By Lethbridge Herald on November 10, 2023.
LEAVE IT TO BEEBER
Lest we forget. Three words we read and hear throughout October and this month leading up to Remembrance Day ceremonies on November 11 – tomorrow.
As clouds of war begin block the sunshine on an increasingly global scale, those words have more meaning than ever.
Thousands of Canadians have given their lives to preserve the way of life we are privileged to enjoy today. And we are privileged to live in this country, which certainly isn’t perfect by any means but we are extremely fortunate to live under democratic rule, where people have a say in determining their own futures.
We have our way of life because of sacrifices of the men and women who have served in the Canadian military and the civilians who did the essential work on the home front to keep our armed forces fed and fighting.
We owe them all our gratitude. Those sacrifices are still being made to this day by our Armed Forces community whether serving at home or on peacekeeping missions around the world.
Today’s veterans are our neighbours, our children perhaps. With those who served in the Second World War – like their First World War comrades – now mostly departed, we honour not only them but so many who have followed in their footsteps serving Canada.
This year The Herald approached Remembrance Day coverage from a different perspective by trying to provide stories about its importance and providing information in a special section that will hopefully give a better understanding of this important day.
As war rages in the Middle East and Ukraine, and the world’s fragile peace increasingly becoming unstable, we don’t know when Canadians will next be called to serve on the battlefront.

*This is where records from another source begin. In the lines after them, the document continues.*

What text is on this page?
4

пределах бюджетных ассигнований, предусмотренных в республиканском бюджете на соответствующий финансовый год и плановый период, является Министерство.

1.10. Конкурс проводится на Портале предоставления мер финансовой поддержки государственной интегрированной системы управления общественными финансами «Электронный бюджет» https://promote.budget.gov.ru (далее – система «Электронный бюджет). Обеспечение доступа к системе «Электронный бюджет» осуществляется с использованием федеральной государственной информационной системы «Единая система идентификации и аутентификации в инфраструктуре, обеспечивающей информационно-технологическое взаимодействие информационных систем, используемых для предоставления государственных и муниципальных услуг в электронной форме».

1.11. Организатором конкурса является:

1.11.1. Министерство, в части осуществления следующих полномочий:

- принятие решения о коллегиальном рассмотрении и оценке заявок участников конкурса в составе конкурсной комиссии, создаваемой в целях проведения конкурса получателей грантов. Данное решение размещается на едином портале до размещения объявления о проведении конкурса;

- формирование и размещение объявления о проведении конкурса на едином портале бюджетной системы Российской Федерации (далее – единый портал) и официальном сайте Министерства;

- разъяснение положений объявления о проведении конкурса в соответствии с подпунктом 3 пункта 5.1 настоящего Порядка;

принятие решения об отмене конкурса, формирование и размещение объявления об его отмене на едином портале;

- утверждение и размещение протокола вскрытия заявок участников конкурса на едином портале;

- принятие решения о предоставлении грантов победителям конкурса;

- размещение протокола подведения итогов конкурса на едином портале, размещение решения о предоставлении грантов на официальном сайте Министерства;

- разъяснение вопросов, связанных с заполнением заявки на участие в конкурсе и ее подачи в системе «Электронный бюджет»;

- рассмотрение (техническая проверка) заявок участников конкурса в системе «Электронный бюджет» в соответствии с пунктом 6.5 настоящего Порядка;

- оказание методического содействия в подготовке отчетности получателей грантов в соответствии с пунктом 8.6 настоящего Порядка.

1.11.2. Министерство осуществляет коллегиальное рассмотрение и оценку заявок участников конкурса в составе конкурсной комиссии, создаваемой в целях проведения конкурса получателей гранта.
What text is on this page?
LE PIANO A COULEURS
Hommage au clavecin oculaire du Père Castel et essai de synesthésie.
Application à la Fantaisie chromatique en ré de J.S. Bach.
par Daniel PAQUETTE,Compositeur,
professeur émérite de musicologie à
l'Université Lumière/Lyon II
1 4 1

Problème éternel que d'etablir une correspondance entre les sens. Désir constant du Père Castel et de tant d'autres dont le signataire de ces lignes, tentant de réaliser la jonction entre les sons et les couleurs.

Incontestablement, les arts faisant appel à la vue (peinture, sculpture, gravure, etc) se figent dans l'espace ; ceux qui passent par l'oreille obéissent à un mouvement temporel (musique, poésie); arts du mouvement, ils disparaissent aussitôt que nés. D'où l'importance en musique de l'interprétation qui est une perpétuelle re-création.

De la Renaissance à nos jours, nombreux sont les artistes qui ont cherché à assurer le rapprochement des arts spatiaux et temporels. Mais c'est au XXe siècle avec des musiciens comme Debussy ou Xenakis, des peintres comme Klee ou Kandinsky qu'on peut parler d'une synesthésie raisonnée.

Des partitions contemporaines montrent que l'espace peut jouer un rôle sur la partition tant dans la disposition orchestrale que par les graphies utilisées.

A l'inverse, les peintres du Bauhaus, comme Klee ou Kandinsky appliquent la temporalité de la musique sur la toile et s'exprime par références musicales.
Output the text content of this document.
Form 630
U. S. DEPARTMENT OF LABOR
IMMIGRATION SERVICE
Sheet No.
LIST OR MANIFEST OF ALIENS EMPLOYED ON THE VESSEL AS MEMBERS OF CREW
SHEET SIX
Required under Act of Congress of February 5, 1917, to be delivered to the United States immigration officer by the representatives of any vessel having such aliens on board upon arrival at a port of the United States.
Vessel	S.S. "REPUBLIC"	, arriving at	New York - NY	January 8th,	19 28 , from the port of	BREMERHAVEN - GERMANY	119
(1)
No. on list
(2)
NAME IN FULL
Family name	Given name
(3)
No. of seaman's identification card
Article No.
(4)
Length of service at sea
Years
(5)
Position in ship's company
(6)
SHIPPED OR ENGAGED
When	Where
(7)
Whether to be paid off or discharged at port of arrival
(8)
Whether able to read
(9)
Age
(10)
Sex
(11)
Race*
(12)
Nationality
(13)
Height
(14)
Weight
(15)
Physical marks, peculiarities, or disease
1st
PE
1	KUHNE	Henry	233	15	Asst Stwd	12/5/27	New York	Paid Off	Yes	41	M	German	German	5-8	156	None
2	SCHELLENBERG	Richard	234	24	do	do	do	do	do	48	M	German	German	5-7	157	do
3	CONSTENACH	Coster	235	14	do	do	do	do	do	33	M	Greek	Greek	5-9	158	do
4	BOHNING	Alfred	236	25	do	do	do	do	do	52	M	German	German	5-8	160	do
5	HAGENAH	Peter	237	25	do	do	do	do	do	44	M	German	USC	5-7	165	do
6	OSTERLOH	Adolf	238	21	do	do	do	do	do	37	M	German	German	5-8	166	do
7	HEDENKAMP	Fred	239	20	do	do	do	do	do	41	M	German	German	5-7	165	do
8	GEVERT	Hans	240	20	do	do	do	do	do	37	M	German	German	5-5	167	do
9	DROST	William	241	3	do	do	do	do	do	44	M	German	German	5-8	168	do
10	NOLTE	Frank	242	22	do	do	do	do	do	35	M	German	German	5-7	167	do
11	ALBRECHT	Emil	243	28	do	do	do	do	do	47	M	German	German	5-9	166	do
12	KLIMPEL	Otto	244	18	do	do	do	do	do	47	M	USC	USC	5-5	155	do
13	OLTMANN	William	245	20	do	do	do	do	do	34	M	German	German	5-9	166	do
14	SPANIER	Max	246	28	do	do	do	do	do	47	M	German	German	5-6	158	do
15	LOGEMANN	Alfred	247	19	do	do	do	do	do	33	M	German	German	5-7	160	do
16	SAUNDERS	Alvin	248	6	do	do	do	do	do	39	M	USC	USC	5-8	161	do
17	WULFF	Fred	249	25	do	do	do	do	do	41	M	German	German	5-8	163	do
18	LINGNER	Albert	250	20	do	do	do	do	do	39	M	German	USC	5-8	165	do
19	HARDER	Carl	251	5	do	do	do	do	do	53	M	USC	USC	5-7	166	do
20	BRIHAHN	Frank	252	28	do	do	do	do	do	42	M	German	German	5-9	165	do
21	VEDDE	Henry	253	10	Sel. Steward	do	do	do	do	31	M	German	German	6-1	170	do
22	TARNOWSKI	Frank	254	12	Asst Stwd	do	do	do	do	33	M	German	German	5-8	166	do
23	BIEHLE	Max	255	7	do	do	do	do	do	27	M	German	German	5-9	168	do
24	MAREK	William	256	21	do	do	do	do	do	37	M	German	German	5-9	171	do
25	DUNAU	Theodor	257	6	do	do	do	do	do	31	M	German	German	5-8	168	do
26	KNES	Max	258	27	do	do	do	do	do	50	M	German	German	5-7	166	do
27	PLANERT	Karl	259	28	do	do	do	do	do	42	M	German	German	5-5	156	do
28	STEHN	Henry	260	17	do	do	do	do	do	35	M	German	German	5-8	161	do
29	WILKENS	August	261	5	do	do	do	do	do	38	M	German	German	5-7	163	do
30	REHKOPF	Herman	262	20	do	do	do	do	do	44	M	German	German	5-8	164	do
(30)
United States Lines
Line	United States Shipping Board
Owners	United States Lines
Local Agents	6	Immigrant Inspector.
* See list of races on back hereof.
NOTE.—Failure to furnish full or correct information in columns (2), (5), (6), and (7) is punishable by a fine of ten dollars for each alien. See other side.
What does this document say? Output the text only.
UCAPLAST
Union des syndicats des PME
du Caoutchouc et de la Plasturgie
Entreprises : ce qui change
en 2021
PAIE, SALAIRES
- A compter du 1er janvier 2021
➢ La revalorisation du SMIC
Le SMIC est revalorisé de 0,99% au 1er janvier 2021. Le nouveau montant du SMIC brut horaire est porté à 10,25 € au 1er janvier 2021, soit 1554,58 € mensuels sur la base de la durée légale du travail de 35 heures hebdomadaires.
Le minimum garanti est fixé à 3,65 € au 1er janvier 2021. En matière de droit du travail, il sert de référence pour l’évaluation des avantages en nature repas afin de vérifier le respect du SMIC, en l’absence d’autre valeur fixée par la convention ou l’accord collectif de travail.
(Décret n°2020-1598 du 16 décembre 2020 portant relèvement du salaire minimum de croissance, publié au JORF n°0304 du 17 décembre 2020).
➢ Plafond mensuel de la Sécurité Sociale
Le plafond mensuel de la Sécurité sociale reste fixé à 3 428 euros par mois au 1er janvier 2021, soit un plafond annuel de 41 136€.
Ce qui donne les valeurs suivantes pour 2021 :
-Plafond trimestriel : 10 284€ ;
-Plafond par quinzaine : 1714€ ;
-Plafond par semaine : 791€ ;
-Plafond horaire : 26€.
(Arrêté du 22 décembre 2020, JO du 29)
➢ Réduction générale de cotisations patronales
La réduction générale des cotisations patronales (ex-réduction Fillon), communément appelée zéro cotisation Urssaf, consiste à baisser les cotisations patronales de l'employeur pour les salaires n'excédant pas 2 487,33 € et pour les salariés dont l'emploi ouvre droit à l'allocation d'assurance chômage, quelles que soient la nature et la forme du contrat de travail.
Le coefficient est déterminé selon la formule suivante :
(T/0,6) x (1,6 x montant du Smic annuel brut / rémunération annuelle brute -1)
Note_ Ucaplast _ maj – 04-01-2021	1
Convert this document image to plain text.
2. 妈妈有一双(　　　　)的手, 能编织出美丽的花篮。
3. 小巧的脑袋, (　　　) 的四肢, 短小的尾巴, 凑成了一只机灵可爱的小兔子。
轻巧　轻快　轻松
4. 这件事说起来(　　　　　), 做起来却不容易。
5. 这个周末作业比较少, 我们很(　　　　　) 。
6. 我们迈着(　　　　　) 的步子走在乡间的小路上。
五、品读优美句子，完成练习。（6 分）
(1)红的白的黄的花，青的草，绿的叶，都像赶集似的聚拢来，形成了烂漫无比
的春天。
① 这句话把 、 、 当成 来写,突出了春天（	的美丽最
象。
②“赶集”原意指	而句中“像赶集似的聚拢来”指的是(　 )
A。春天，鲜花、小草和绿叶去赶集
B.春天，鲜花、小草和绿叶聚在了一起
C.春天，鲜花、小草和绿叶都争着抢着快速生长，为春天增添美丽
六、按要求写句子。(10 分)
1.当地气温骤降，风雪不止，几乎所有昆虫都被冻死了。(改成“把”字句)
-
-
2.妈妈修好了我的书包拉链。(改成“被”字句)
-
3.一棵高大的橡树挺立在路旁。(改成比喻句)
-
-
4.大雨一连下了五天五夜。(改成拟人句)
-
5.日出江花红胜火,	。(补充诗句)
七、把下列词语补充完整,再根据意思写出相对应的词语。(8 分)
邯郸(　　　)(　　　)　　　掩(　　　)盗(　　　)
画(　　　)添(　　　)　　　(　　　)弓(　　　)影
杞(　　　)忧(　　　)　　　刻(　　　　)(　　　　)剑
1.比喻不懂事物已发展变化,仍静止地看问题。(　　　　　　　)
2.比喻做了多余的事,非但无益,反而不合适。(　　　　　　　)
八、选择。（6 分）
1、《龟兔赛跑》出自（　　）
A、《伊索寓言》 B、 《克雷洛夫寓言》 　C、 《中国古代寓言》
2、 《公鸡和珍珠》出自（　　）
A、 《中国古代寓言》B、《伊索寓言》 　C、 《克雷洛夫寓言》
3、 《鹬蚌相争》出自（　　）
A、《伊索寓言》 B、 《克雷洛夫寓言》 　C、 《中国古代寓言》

At some point, our next group of high school graduates may not find themselves heading not to university but rather to boot camp to face the same horrors so many youth have faced in previous wars. If Canadians go to war again, many will return in caskets or not at all. And those who survive will undoubtedly endure the same emotional traumas and physical scars that other surviving war veterans have dealt with too many times.
It’s a frightening thought but hopefully not an inevitability. And that’s why it’s essential we never forget, and always remember, the bravery of those who served our country and who too often lost their lives in that service.
Remembrance Day this year has special significance for all of us because we are living in dangerous times.
Tomorrow, let’s all reflect on the sacrifices made for our benefit. Let’s show our support for our veterans by going to the Cenotaph or the Agri-Food Hub and Trade Centre for the 11 a.m. services. Let’s make sure we all wear a poppy to show our support and respect.
Let’s not ever forget, and let’s pray and hope our youth never again have to go to war to protect our country.
CONDOLENCES TO THE RALPH AND SHURTZ FAMILIES: On a personal note I want to offer my condolences to the family and friends of Darcy Ralph who died last weekend.
Darcy was one of the kindest, gentlest human beings I ever knew. On the rare occasion I had the pleasure of seeing him he always had a smile and a friendly word. He was a true gentleman and a wonderful human being.
He will be missed.
And closer to home our own reporter Delon Shurtz lost his mom on Wednesday, which is absolutely heartbreaking for me and my colleagues because Delon has been part of the Herald family for decades. And his loss is felt by all of us.
To Delon, his wife, Sue and all their family I extend my sincerest condolences on behalf of all of us here at the Herald, which in the truest sense of the word, is a family.